Nonostante il nome dei Pain Principle non sia tra i più noti e seguiti del panorama metal c’è da dire che il gruppo americano è sulle scene addirittura dal 1993 e questo “Waiting for the flies” è il loro terzo album, anche se soltanto il primo licenziato da un’etichetta, nello specifico dalla Blind Prophecy. In realtà questo cd è stato pubblicato dal gruppo stesso nel 2006, ma trova ora nuova visibilità grazie all’azione dell’etichetta, che ha deciso di ristamparlo.
Prima di addentrarci nei meandri del disco ci tengo a dire che questo “Waiting for the flies” non è affatto male e soprattutto gode di un’ottima produzione ad opera niente meno che di Erik Rutan (Hate Eternal, per i più distratti di voi…). Altrettanto vero è che scorre via che è una bellezza, con canzoni accattivanti che già dal primo ascolto si fanno apprezzare e ti restano ben stampate in testa. Il problema, se così si può chiamare, è che ogni singola nota è già stata ascoltata mille volte nei dischi di band come Pantera o, soprattutto, Machine Head. Sono queste infatti le coordinate lungo le quali la band floridiana si muove, senza ovviamente tralasciare influenze slayeriane e qualche passaggio più caro ai Death del compianto Chuck. Evitate quindi di approcciare al disco con le intenzioni di ascoltare qualcosa di nuovo, perché rimarrete delusi. Il modo migliore per apprezzare il terzo lavoro dei Pain Principle è quello di prenderlo per quello che è, un buon cd di thrash moderno senza pretese, che per un’oretta vi farà scapocciare come dannati.

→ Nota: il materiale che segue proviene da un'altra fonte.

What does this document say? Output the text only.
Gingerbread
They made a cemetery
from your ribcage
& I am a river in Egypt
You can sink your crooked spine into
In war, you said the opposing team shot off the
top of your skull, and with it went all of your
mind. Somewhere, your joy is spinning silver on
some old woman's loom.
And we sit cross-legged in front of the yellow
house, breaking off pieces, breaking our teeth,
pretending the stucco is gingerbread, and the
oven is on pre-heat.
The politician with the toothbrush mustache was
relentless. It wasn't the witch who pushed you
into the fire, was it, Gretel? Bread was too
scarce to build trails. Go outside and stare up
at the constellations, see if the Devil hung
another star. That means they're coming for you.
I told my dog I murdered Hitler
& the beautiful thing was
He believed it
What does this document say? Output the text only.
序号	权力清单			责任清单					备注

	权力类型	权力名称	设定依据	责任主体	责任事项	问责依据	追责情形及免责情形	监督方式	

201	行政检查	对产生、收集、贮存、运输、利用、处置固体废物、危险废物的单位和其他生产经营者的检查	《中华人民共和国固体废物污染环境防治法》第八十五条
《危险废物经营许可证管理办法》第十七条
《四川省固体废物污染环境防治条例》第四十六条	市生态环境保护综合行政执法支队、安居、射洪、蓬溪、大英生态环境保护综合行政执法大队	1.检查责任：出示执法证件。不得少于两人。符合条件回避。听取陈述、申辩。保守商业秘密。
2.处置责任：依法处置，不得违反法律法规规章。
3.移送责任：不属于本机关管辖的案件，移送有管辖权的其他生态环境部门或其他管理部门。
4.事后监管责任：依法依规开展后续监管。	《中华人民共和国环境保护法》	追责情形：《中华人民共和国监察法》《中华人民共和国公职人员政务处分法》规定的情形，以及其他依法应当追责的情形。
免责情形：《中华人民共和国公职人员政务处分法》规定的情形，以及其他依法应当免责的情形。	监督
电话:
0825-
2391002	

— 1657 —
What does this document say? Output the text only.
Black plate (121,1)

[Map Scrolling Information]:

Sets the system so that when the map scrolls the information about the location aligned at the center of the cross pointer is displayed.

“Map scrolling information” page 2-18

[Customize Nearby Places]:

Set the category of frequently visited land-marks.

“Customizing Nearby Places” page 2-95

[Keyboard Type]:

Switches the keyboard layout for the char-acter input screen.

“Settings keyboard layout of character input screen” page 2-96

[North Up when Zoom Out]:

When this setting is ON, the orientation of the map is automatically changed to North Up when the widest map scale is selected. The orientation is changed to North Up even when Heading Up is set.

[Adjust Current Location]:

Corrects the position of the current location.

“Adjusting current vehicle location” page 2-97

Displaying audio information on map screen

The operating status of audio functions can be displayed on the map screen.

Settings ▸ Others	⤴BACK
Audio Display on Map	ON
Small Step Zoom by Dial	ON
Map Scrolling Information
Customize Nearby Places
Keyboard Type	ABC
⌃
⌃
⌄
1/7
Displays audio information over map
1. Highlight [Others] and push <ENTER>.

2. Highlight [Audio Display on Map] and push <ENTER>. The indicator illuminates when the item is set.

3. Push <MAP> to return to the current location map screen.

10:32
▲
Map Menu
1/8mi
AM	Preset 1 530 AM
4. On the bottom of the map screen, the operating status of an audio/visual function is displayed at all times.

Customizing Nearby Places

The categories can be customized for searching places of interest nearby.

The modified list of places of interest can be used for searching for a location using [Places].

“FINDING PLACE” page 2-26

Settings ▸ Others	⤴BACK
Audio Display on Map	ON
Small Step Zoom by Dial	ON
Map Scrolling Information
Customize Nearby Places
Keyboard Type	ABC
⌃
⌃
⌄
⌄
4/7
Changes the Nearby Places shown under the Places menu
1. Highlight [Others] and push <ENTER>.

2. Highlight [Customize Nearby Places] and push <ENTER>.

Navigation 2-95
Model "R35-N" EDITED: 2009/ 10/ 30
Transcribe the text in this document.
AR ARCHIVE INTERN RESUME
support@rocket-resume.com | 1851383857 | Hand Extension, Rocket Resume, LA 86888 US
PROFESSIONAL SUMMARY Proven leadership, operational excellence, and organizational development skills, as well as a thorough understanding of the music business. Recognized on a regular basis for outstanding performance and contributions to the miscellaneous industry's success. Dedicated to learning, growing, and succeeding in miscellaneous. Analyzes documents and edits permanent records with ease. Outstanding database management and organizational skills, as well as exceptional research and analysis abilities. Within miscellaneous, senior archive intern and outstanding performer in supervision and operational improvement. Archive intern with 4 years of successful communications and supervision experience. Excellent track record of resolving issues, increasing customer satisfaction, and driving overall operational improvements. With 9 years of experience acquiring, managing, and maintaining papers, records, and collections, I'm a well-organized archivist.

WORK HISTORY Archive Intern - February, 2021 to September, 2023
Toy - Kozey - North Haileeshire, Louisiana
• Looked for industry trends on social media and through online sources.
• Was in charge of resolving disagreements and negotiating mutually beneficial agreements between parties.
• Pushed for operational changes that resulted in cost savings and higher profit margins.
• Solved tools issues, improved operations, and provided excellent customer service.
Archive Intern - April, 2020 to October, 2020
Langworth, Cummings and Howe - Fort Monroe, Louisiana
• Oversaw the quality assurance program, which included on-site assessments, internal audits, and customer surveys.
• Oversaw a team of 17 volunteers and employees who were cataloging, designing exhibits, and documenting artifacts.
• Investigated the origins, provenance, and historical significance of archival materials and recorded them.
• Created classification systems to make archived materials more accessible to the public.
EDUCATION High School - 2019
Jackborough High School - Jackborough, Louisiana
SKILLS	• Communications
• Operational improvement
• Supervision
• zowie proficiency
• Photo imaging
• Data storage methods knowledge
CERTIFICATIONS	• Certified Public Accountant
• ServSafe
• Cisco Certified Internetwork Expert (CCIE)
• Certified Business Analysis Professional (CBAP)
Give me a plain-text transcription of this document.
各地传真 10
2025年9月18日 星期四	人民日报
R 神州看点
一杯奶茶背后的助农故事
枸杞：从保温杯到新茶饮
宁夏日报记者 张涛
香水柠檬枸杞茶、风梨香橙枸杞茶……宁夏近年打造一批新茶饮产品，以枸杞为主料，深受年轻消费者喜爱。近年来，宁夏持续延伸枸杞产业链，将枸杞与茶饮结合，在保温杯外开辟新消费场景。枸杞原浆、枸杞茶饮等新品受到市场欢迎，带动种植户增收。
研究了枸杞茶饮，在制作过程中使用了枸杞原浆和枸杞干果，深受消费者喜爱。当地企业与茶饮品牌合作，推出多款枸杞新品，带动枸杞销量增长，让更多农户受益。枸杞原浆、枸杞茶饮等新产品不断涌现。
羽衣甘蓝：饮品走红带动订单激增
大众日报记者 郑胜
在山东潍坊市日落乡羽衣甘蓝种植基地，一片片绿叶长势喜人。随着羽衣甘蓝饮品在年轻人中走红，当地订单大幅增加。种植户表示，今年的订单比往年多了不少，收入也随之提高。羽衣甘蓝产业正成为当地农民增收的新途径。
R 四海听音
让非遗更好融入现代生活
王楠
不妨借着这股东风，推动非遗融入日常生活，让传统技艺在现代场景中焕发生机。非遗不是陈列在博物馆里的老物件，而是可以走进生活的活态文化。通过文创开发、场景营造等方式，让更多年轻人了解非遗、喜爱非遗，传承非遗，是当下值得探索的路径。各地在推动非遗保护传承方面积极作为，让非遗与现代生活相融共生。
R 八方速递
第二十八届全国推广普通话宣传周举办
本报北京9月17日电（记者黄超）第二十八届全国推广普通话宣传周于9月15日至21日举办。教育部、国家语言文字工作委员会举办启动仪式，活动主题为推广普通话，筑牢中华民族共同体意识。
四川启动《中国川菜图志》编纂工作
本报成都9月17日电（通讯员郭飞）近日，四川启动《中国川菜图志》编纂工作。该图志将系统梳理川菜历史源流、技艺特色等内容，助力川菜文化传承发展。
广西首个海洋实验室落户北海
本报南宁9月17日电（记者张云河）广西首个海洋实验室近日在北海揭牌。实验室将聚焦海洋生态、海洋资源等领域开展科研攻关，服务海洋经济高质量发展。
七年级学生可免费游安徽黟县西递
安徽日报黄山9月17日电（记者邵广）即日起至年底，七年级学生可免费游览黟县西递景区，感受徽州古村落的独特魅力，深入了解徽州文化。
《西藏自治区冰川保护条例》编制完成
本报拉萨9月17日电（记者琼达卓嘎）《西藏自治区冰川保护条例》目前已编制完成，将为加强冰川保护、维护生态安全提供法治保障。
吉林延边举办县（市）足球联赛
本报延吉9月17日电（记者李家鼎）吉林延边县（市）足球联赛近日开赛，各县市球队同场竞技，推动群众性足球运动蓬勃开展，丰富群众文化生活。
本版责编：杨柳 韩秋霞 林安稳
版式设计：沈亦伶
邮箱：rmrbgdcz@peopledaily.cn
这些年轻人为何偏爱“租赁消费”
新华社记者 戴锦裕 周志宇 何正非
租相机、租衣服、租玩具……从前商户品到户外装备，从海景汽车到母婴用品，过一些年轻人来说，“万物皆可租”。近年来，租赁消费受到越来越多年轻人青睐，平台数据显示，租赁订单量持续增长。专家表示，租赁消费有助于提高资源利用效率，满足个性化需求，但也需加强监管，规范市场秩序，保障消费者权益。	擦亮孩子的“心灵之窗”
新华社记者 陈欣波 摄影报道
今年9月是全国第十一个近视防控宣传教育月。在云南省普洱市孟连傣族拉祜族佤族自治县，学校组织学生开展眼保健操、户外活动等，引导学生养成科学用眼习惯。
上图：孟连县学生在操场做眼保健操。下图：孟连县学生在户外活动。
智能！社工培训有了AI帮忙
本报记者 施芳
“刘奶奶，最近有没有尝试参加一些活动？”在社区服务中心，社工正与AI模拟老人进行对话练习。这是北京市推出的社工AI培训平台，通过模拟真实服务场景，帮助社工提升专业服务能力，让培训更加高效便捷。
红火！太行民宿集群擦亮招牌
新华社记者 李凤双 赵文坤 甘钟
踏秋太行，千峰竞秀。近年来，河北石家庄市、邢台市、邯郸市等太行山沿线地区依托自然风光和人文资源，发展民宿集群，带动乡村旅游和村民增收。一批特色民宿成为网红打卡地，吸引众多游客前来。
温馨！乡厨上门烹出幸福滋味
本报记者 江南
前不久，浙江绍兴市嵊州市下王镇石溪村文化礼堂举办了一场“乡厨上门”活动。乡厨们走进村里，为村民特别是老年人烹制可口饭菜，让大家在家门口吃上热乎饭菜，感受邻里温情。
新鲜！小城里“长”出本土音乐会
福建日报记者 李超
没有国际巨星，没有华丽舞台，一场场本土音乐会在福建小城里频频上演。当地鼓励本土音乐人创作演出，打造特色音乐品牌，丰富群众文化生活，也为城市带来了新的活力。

Già dalla prima canzone “Body farm” (se escludiamo il corto e quanto meno inutile intro “The death of Johnny Beans”) si capisce di che pasta è fatta la band: brani diretti e senza troppi fronzoli. Ottima la prova dietro le pelli di Mike Mazzonetto che alla fine dei giochi si rivelerà la carta vincente in più (ottime anche le sue sfuriate in blast beat che di tanto in tanto brutalizzano il sound), anche se c’è da dire che anche il lavoro svolto da John Sutton in fase di riffing non è affatto male, tagliente e potente al punto giusto, con una gustosa alternanza di riff più serrati alla Slayer e riff più ariosi e stoppati alla Machine Head, appunto. Il cd va avanti senza problemi con buoni pezzi come “All but the dying” o “Behind the broken”, ma soprattutto la tirata “And now, a word from the living”, fino ad arrivare alla conclusiva titletrack che pone il sigillo ad un disco tutto sommato vincente.
Ultimo particolare da portare alla vostra attenzione è la voce del singer Kevin “Bull” Bullock, che evita di utilizzare gli ormai abusati growl e scream e per fortuna “canta”, come è giusto che sia nel thrash, con un timbro che ricorda molto Rob Flynn, e perché no, anche il nostro GL Perotti.
La buona alternanza di parti più veloci e parti rallentate, infine, riesce a far si che il cd non sia mai noioso e quindi aggiunge quel mezzo punto in più al giudizio finale su questo “Waiting for the flies”, album che mi ha lasciato tutto sommato soddisfatto. Ripeto, niente di eclatante, non stiamo certo parlando della new big sensation americana, però in fondo i Pain Principle meritano una chance, perché quello che fanno lo fanno con passione.